"I'll text you tomorrow that work is cancelled."
My boss gave us this hopeful news at the end of our staff meeting last night. A blizzard was approaching and that meant I could sleep in due to work being cancelled. I found myself Cinnabon status in my bed; the covers were the warm cinnamon dough and my pajamas resembled hot icing. I was ready for my big day (or lack thereof).
I awoke at 8am to check my phone to ensure my boss had not given me false promises the night before. I pressed the home button sensually to ensure my phone had a nice, proper wake-up. The screen lacked any texts, missed calls, or emails; only Ron Swanson (my background) stared back at me. LIAR. FALSE PROPHET. BLASPHEMY.
My day now had to start because the weathermen of Maryland decided to rain on my parade. Actually no, that is not dramatic enough. What they did was equivalent to sneaking into my house during Thanksgiving dinner, lick all the turkey, and claim it as their own. Giving me the satisfaction of seeing a delicious future only to destroy it before my eyes.
As I looked outside I did not see snow, I saw flurries of white lies and lost hope. To make my day even better, my car was covered in this stuff. Instead of scraping the snow and ice off, I decided to leave it on in hopes that I might blindly drive into on coming traffic. Unfortunately I made it safely to work and thus my day began. I stood behind my desk pondering what evil brought this day upon my person. Who had it out to get me? I'll tell you who, Frosty the fucking Snowman. That snowy motherfucker has been after me for 10 years...waiting for his moment to give me the yellow snow.
In my younger years I crossed paths with Frosty a few times, but one such occurrence is engrained in both of our memories. Every snowstorm my next-door neighbor would construct this spawn of Satan, placing him so his beady black eyes could watch me sleep at night. No one believed me, "it's just a snowman, he's not alive," they would say. I know that collection of snowballs is behind every cold draft or chilly feeling. One day I had enough and sought out to insult him in the best way I knew how.
I snuck out of my house in the early hours of the morning to find that cold creature sleeping. What I did next was the middle finger in terms of the snow people. I did what every young boy likes to do in the snow, change its color. Yea that's right I peed on Frosty! I finished my deed with pride and fled to the safe zone--the fireplace.
This year we have not had much snow, therefore Frosty has not greeted me in my Baltimore neighborhood. But I know where he is, he's up in the clouds waiting to fall. I'm not gonna lie my foe got me good today. I see his end game. My pee only insulted him momentarily, his act was more sinister and had more consequences. He is the god of the snow and decided not to share his gift today. That selfish, low life, pile of nothing kept his bountiful treasure to himself.

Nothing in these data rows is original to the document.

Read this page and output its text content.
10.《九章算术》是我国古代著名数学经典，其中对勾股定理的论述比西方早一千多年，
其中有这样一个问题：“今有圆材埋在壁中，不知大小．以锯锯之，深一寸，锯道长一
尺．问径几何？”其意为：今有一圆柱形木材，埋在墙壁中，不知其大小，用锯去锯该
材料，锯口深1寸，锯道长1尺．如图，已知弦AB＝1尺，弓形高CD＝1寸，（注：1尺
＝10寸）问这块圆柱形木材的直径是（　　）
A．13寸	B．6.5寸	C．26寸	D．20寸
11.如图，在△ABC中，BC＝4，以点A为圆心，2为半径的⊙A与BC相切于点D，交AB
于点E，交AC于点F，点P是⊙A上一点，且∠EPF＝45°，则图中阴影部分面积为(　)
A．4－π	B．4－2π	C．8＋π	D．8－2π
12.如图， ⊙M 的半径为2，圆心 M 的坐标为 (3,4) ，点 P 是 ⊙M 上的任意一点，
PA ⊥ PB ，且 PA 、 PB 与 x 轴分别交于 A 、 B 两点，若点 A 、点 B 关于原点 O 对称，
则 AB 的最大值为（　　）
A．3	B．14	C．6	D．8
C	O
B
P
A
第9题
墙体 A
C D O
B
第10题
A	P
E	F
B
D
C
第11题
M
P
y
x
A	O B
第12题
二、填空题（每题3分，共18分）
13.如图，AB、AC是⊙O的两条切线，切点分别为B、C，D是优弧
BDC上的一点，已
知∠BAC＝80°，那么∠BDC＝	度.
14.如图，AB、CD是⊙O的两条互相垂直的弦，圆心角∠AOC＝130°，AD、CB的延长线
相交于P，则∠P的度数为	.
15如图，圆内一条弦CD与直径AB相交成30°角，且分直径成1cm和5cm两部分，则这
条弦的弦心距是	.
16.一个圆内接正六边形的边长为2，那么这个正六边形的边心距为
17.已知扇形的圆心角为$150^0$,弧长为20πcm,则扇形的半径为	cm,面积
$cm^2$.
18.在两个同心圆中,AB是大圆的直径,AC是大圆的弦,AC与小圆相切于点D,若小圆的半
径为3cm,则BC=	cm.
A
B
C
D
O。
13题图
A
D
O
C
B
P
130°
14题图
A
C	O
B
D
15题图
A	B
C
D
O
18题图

Frosty the snowman was a disgusting, mean soul
With a broken arm and crooked nose
And a heart made out of coal.
With a broken arm and crooked nose
And a heart made out of coal.
Frosty the snowman destroyed fairy tales, they say
I made is snow yellow, and now I know
Why he ruined my life one day.
I made is snow yellow, and now I know
Why he ruined my life one day.
Frosty pissed on my dreams and my snow day.